Intermediate⏱️ 10 min📘 Topic 11 of 22

🧬 Inheritance in Java — extends, super and Method Overriding

Master Java inheritance — extends, the super keyword, method overriding, constructor chaining, the Object class and why Java has no multiple class inheritance. With examples.

Inheritance lets a class reuse and extend another. Java uses the extends keyword and supports single class inheritance (one direct superclass).

📜 The pattern

class Animal {
  String name;
  Animal(String name) { this.name = name; }
  void speak() { System.out.println(name + " makes a sound"); }
}

class Dog extends Animal {
  Dog(String name) { super(name); }   // call parent constructor
  @Override
  void speak() { System.out.println(name + " barks"); }
}

🔑 The super keyword

  • super(...) — call the parent constructor (must be the first statement).
  • super.method() — call the parent's version of an overridden method.

🎭 Method overriding

A subclass redefines a superclass method with the same signature. Always annotate with @Override — the compiler verifies you're really overriding.

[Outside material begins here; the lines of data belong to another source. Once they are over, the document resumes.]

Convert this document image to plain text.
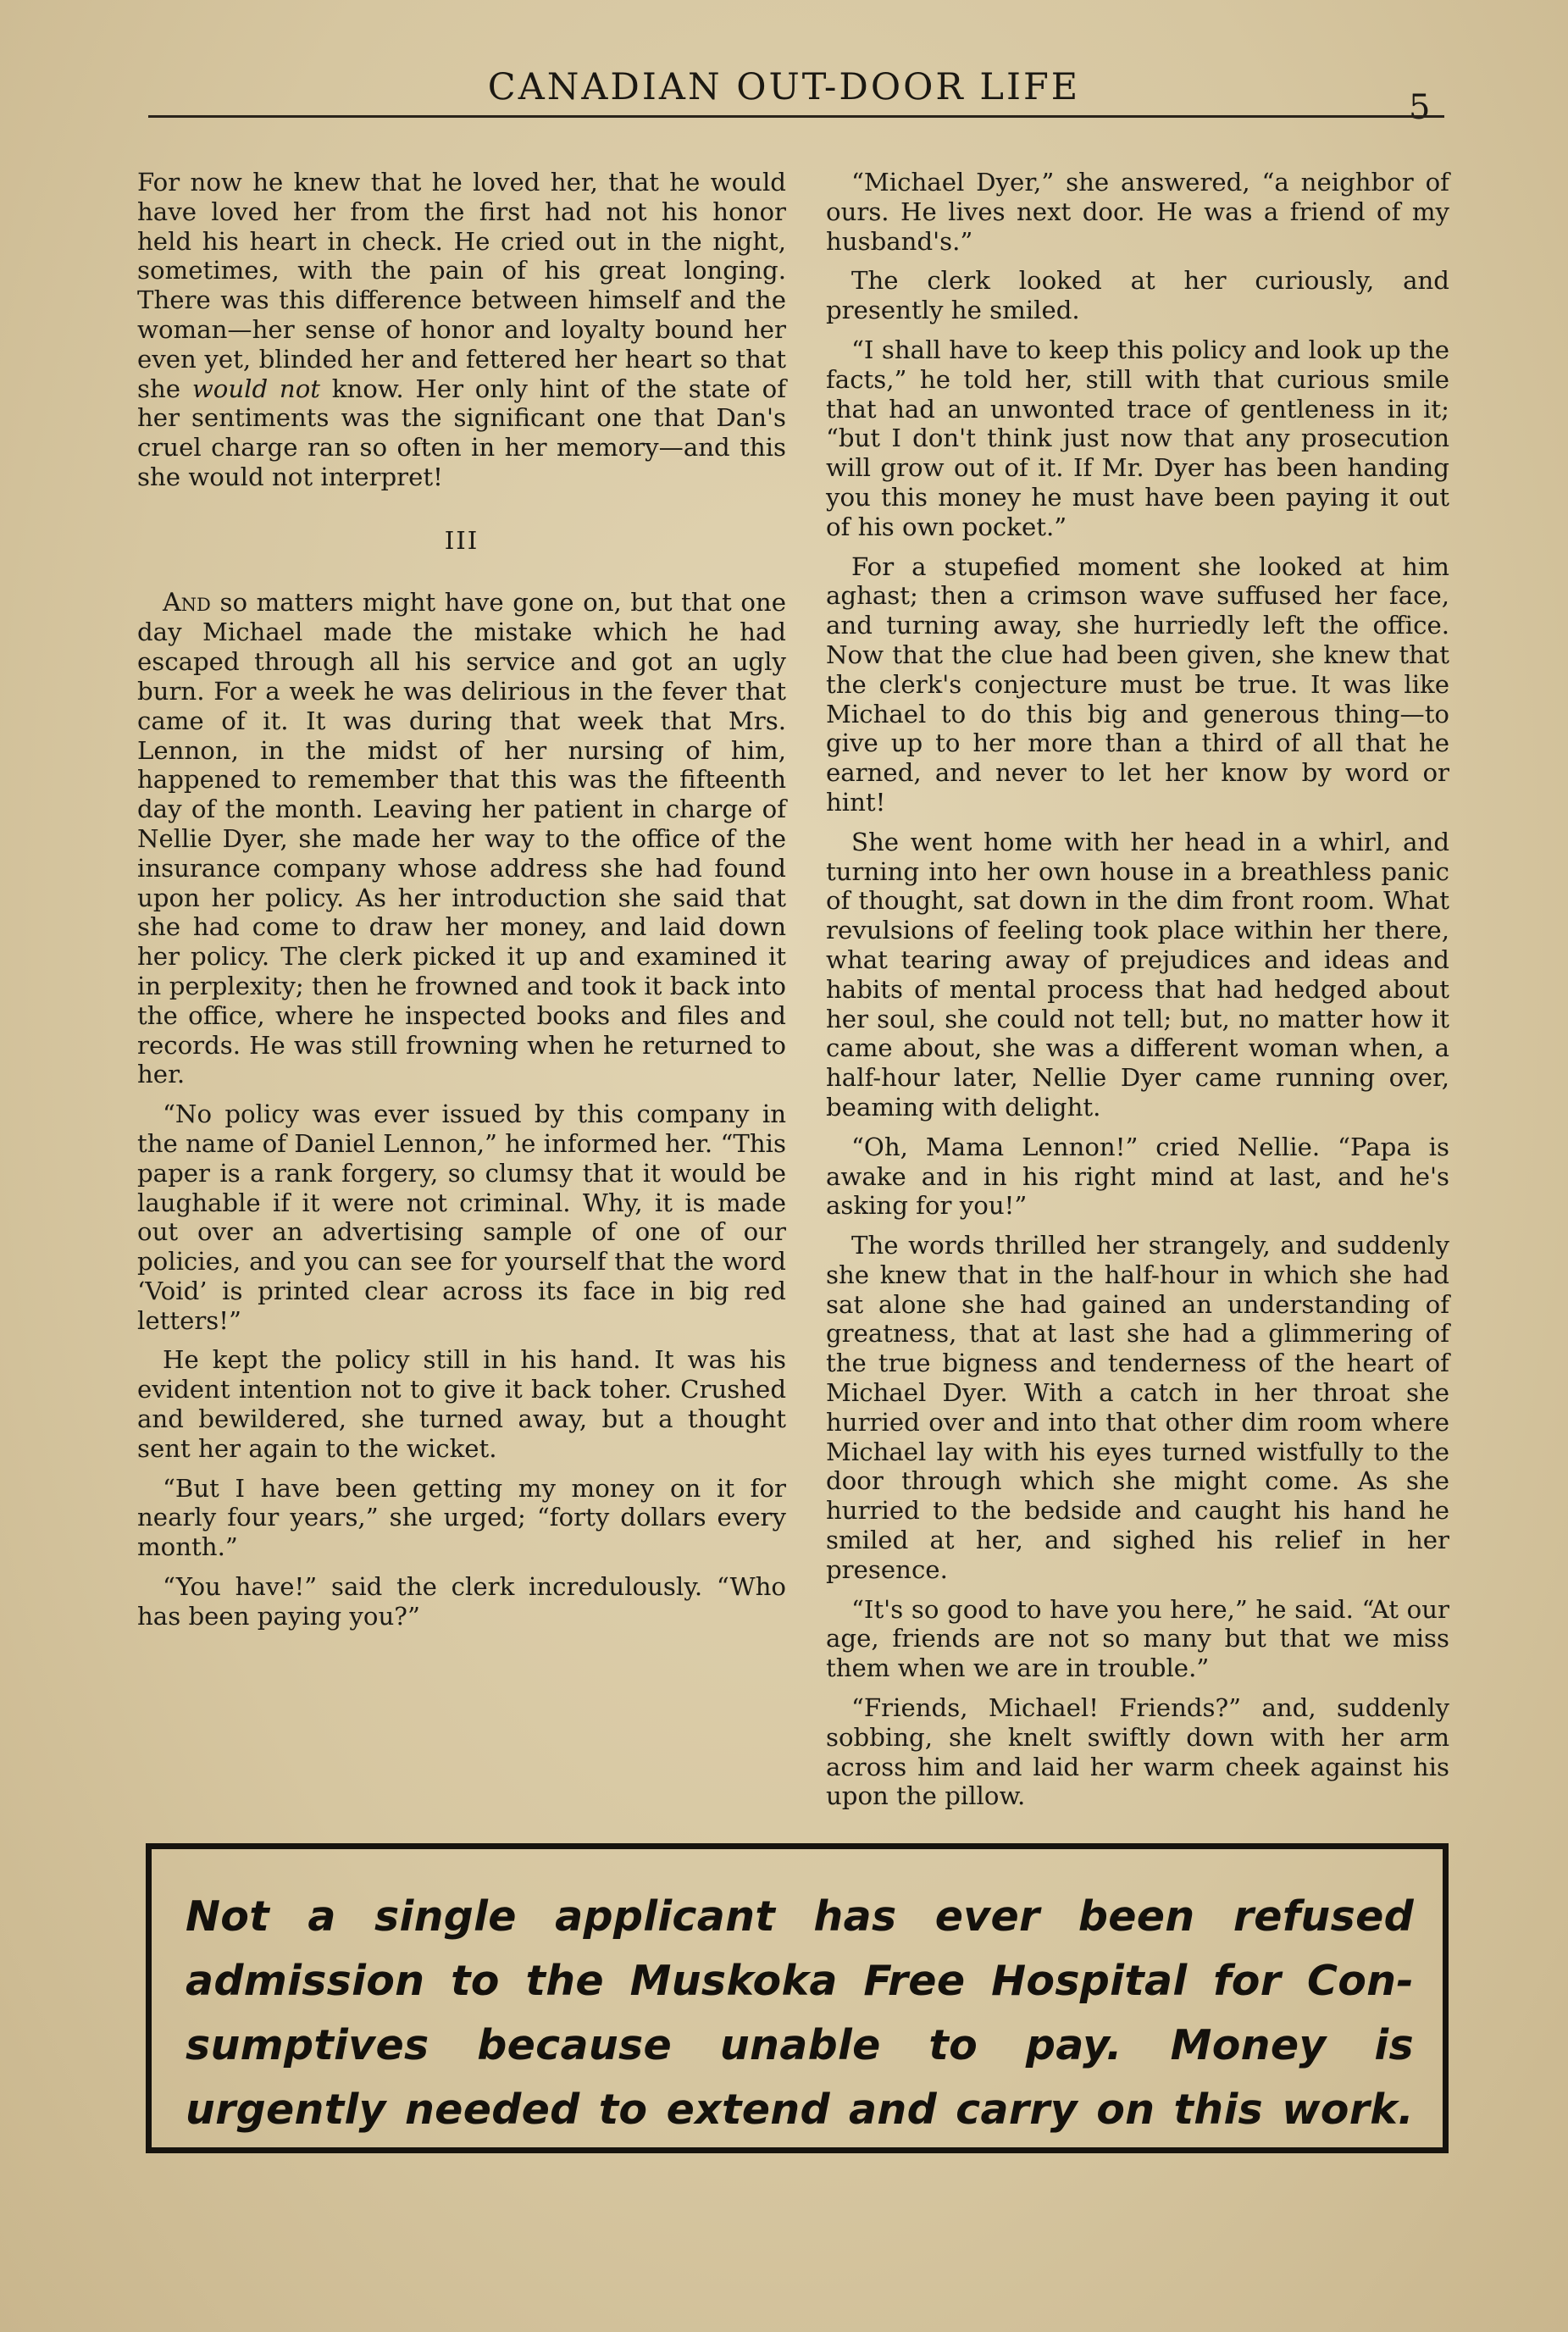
CANADIAN OUT-DOOR LIFE	5

For now he knew that he loved her, that he would have loved her from the first had not his honor held his heart in check. He cried out in the night, sometimes, with the pain of his great longing. There was this difference between himself and the woman—her sense of honor and loyalty bound her even yet, blinded her and fettered her heart so that she would not know. Her only hint of the state of her sentiments was the significant one that Dan's cruel charge ran so often in her memory—and this she would not interpret!

III

And so matters might have gone on, but that one day Michael made the mistake which he had escaped through all his service and got an ugly burn. For a week he was delirious in the fever that came of it. It was during that week that Mrs. Lennon, in the midst of her nursing of him, happened to remember that this was the fifteenth day of the month. Leaving her patient in charge of Nellie Dyer, she made her way to the office of the insurance company whose address she had found upon her policy. As her introduction she said that she had come to draw her money, and laid down her policy. The clerk picked it up and examined it in perplexity; then he frowned and took it back into the office, where he inspected books and files and records. He was still frowning when he returned to her.

“No policy was ever issued by this company in the name of Daniel Lennon,” he informed her. “This paper is a rank forgery, so clumsy that it would be laughable if it were not criminal. Why, it is made out over an advertising sample of one of our policies, and you can see for yourself that the word ‘Void’ is printed clear across its face in big red letters!”

He kept the policy still in his hand. It was his evident intention not to give it back toher. Crushed and bewildered, she turned away, but a thought sent her again to the wicket.

“But I have been getting my money on it for nearly four years,” she urged; “forty dollars every month.”

“You have!” said the clerk incredulously. “Who has been paying you?”

“Michael Dyer,” she answered, “a neighbor of ours. He lives next door. He was a friend of my husband's.”

The clerk looked at her curiously, and presently he smiled.

“I shall have to keep this policy and look up the facts,” he told her, still with that curious smile that had an unwonted trace of gentleness in it; “but I don't think just now that any prosecution will grow out of it. If Mr. Dyer has been handing you this money he must have been paying it out of his own pocket.”

For a stupefied moment she looked at him aghast; then a crimson wave suffused her face, and turning away, she hurriedly left the office. Now that the clue had been given, she knew that the clerk's conjecture must be true. It was like Michael to do this big and generous thing—to give up to her more than a third of all that he earned, and never to let her know by word or hint!

She went home with her head in a whirl, and turning into her own house in a breathless panic of thought, sat down in the dim front room. What revulsions of feeling took place within her there, what tearing away of prejudices and ideas and habits of mental process that had hedged about her soul, she could not tell; but, no matter how it came about, she was a different woman when, a half-hour later, Nellie Dyer came running over, beaming with delight.

“Oh, Mama Lennon!” cried Nellie. “Papa is awake and in his right mind at last, and he's asking for you!”

The words thrilled her strangely, and suddenly she knew that in the half-hour in which she had sat alone she had gained an understanding of greatness, that at last she had a glimmering of the true bigness and tenderness of the heart of Michael Dyer. With a catch in her throat she hurried over and into that other dim room where Michael lay with his eyes turned wistfully to the door through which she might come. As she hurried to the bedside and caught his hand he smiled at her, and sighed his relief in her presence.

“It's so good to have you here,” he said. “At our age, friends are not so many but that we miss them when we are in trouble.”

“Friends, Michael! Friends?” and, suddenly sobbing, she knelt swiftly down with her arm across him and laid her warm cheek against his upon the pillow.

Not a single applicant has ever been refused
admission to the Muskoka Free Hospital for Con-
sumptives because unable to pay. Money is
urgently needed to extend and carry on this work.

Calls are resolved at runtime based on the object's actual type (dynamic dispatch).

🌳 The Object class

Every class implicitly extends Object, inheriting equals(), hashCode(), toString() — which you'll often override.

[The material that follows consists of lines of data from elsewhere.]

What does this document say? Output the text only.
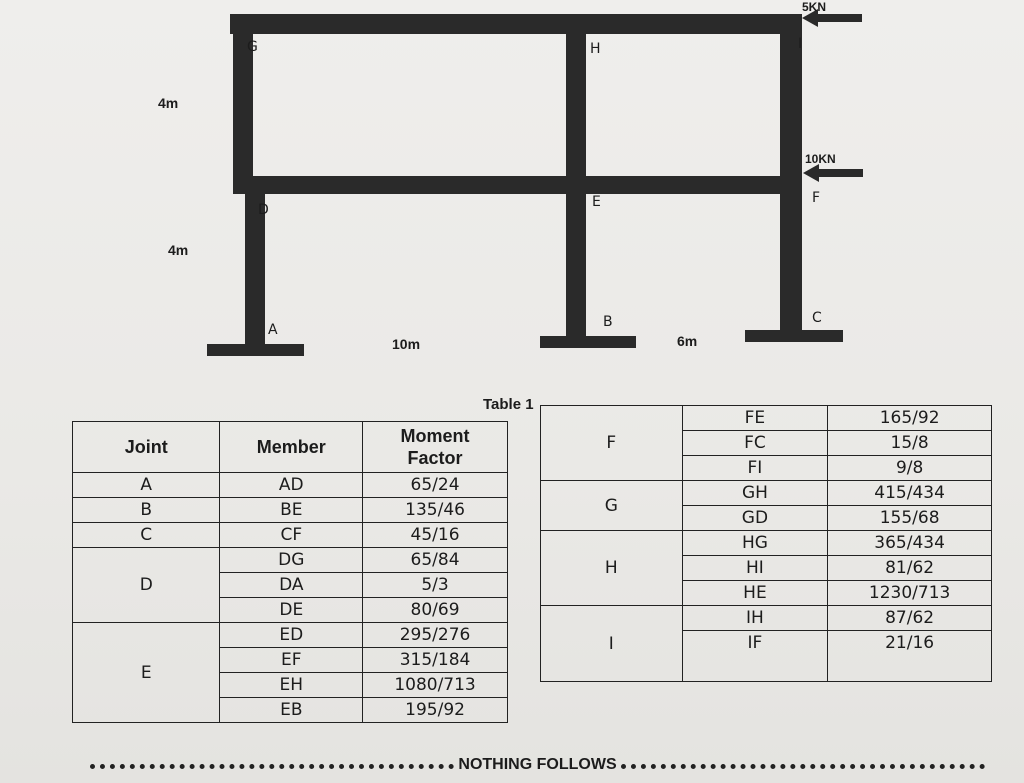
G	H	I
D	E	F
A	B	C
4m
4m
10m	6m
5KN
10KN
Table 1
Joint	Member	Moment Factor
A	AD	65/24
B	BE	135/46
C	CF	45/16
D	DG	65/84
	DA	5/3
	DE	80/69
E	ED	295/276
	EF	315/184
	EH	1080/713
	EB	195/92
F	FE	165/92
	FC	15/8
	FI	9/8
G	GH	415/434
	GD	155/68
H	HG	365/434
	HI	81/62
	HE	1230/713
I	IH	87/62
	IF	21/16

NOTHING FOLLOWS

⚠️ No multiple class inheritance

Java forbids extending two classes (avoids the diamond problem). Use interfaces for multiple type inheritance — covered next. Coming from C++? Compare with the inheritance topic in our C++ course.

💻 Code Examples

Override with @Override + super

class Vehicle {
  void describe() { System.out.println("A vehicle"); }
}
class Car extends Vehicle {
  @Override void describe() {
    super.describe();
    System.out.println("...specifically a car");
  }
}
new Car().describe();
Output:
A vehicle
...specifically a car

Constructor chaining

class Base { Base() { System.out.println("Base ctor"); } }
class Derived extends Base {
  Derived() { System.out.println("Derived ctor"); }
}
new Derived();
Output:
Base ctor
Derived ctor

⚠️ Common Mistakes

  • Forgetting @Override — a typo in the method name silently creates a NEW method instead of overriding.
  • Putting super(...) anywhere but the first line of the constructor — compile error.
  • Trying to extend two classes — Java allows only single class inheritance; use interfaces.
  • Overriding and accidentally narrowing access (e.g., public → protected) — not allowed.

🎯 Interview Questions

Real questions asked at top product and service-based companies.

Q1.What is inheritance and what keyword implements it?Beginner
Inheritance lets a subclass reuse and extend a superclass's fields and methods, modeling an 'is-a' relationship. Java uses the extends keyword.
Q2.What does super do?Beginner
super(...) calls the parent constructor (first statement in the child constructor). super.method() calls the parent's implementation of an overridden method.
Q3.What's the difference between overriding and overloading?Intermediate
Overriding: subclass redefines a parent method with the same signature, resolved at runtime (dynamic dispatch). Overloading: same method name, different parameters in the same class, resolved at compile time.
Q4.Why doesn't Java support multiple class inheritance?Intermediate
To avoid the diamond problem — ambiguity when two parents define the same method. Java allows a class to implement multiple interfaces instead, which provides multiple type inheritance without state ambiguity.
Q5.What methods does every class inherit from Object?Advanced
equals(), hashCode(), toString(), getClass(), clone(), wait()/notify(), finalize(). You commonly override equals, hashCode and toString.

🧠 Quick Summary

  • extends gives single class inheritance (one superclass).
  • super(...) chains constructors; super.method() calls parent code.
  • Override with the same signature; always annotate @Override.
  • Overriding is resolved at runtime (dynamic dispatch).
  • No multiple class inheritance — use interfaces; every class extends Object.